Even so, Troiani, one of the city’s most successful private real estate developers, was not surprised to hear that the boarded-up property he owns at 1305 Arch St. in the Mexican War Streets section of the North Side had recently been opened up again by drug addicts looking for a place to get high.
“We go over there every so often and board it back up,” he said.
Troiani isn’t the only party tired of how things have worked out with his and other vacant buildings in this gradually recovering neighborhood. Residents claim Troiani is just another suburban slumlord, someone who buys property in the War Streets and refuses to renovate or sell because he dreams of scoring a huge profit by selling off the house someday.
For his part, Troiani defends his refusal to invest in the apartments, claiming the city, not he, is responsible for cleaning up the neighborhood. “The city’s problem is they don’t have a master plan for the War Streets.

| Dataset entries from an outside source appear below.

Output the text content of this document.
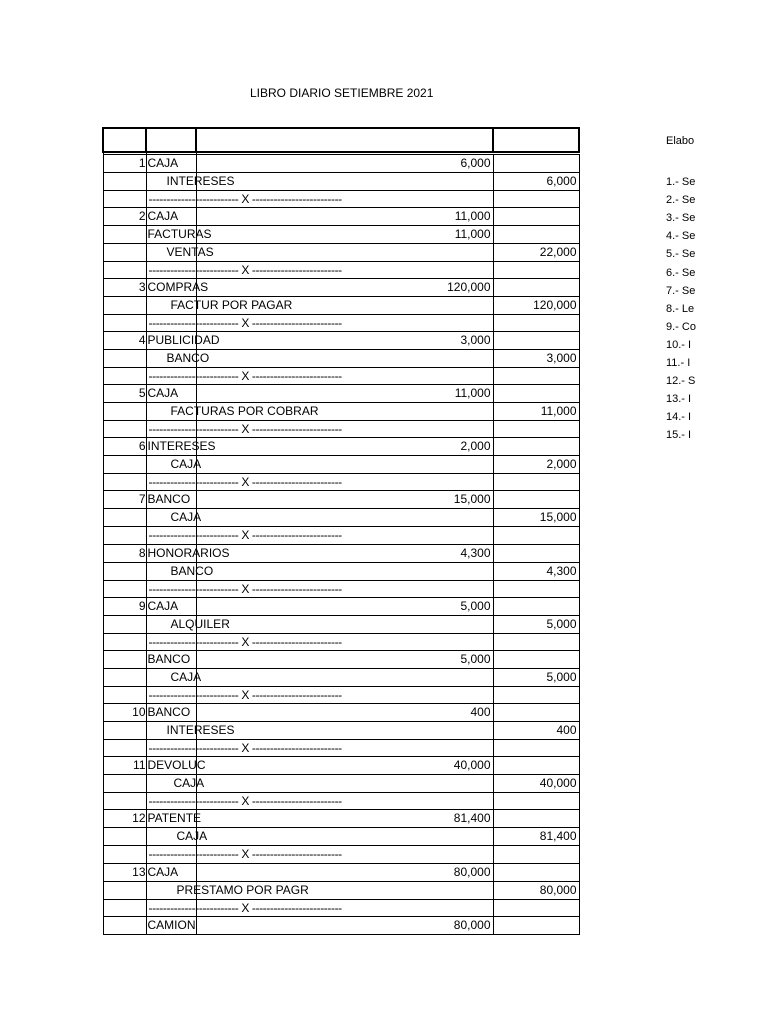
LIBRO DIARIO SETIEMBRE 2021

1	CAJA	6,000	

	INTERESES		6,000

	------------------------- X -------------------------		

2	CAJA	11,000	

	FACTURAS	11,000	

	VENTAS		22,000

	------------------------- X -------------------------		

3	COMPRAS	120,000	

	FACTUR POR PAGAR		120,000

	------------------------- X -------------------------		

4	PUBLICIDAD	3,000	

	BANCO		3,000

	------------------------- X -------------------------		

5	CAJA	11,000	

	FACTURAS POR COBRAR		11,000

	------------------------- X -------------------------		

6	INTERESES	2,000	

	CAJA		2,000

	------------------------- X -------------------------		

7	BANCO	15,000	

	CAJA		15,000

	------------------------- X -------------------------		

8	HONORARIOS	4,300	

	BANCO		4,300

	------------------------- X -------------------------		

9	CAJA	5,000	

	ALQUILER		5,000

	------------------------- X -------------------------		

	BANCO	5,000	

	CAJA		5,000

	------------------------- X -------------------------		

10	BANCO	400	

	INTERESES		400

	------------------------- X -------------------------		

11	DEVOLUC	40,000	

	CAJA		40,000

	------------------------- X -------------------------		

12	PATENTE	81,400	

	CAJA		81,400

	------------------------- X -------------------------		

13	CAJA	80,000	

	PRESTAMO POR PAGR		80,000

	------------------------- X -------------------------		

	CAMION	80,000	
Elabo
1.- Se
2.- Se
3.- Se
4.- Se
5.- Se
6.- Se
7.- Se
8.- Le
9.- Co
10.- I
11.- I
12.- S
13.- I
14.- I
15.- I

They need to clean up the lots and alleyways around here, and that way I can attract the right kind of tenants, which is not what you’re getting on the North Side right now,” he said.
Despite his less-than-neighborly approach to the War Streets, you’ve got to admire Troiani for being up-front. Finding an absentee landlord willing to talk about their vacant property is about as rare as having your security deposit returned in full. And as a lifelong Pittsburgher, Troiani insists he’s serious about urban renewal and inner-city investment.
During the late 1990s, the Troiani family, which once operated the Pilot House, a floating riverside restaurant, did transform a former produce warehouse on Smallman Street in the Strip District into nightclubs and restaurants. And the former Hill District resident, who owns the PaPa’s J’s restaurant chain, is undertaking the massive renovation of the old Jet Air manufacturing plant into an upscale apartment block in the Strip later this year.
But Mexican War Streets Society President Randy Buffington says without private investment from wealthy developers such as Troiani — who, by the way, lives in a $650,000 home in Mt. Lebanon — the area faces a Catch-22 where neither the city nor real estate speculators will make the first move.
“The real shame is how many people who live in this neighborhood would be willing to make that building into something really special. Blaming the city for not redoing your property is just irresponsible,” Buffington said.
Buffington and others complain Troiani has benefited previously from city investment and tax breaks through Urban Redevelopment Authority programs that have helped him develop several lucrative properties, from Downtown parking lots to several dozen rental units spread across the city.
There seems to be no end anywhere in sight to the stalemate, but with the URA possibly moving to close the Garden adult movie theater, located just two blocks from the disputed Arch Street building, Troiani hints that he may consider sprucing up his investment-property-turned-crackhouse “in a few years.”
As for the other similar properties in the area, well, the wait continues.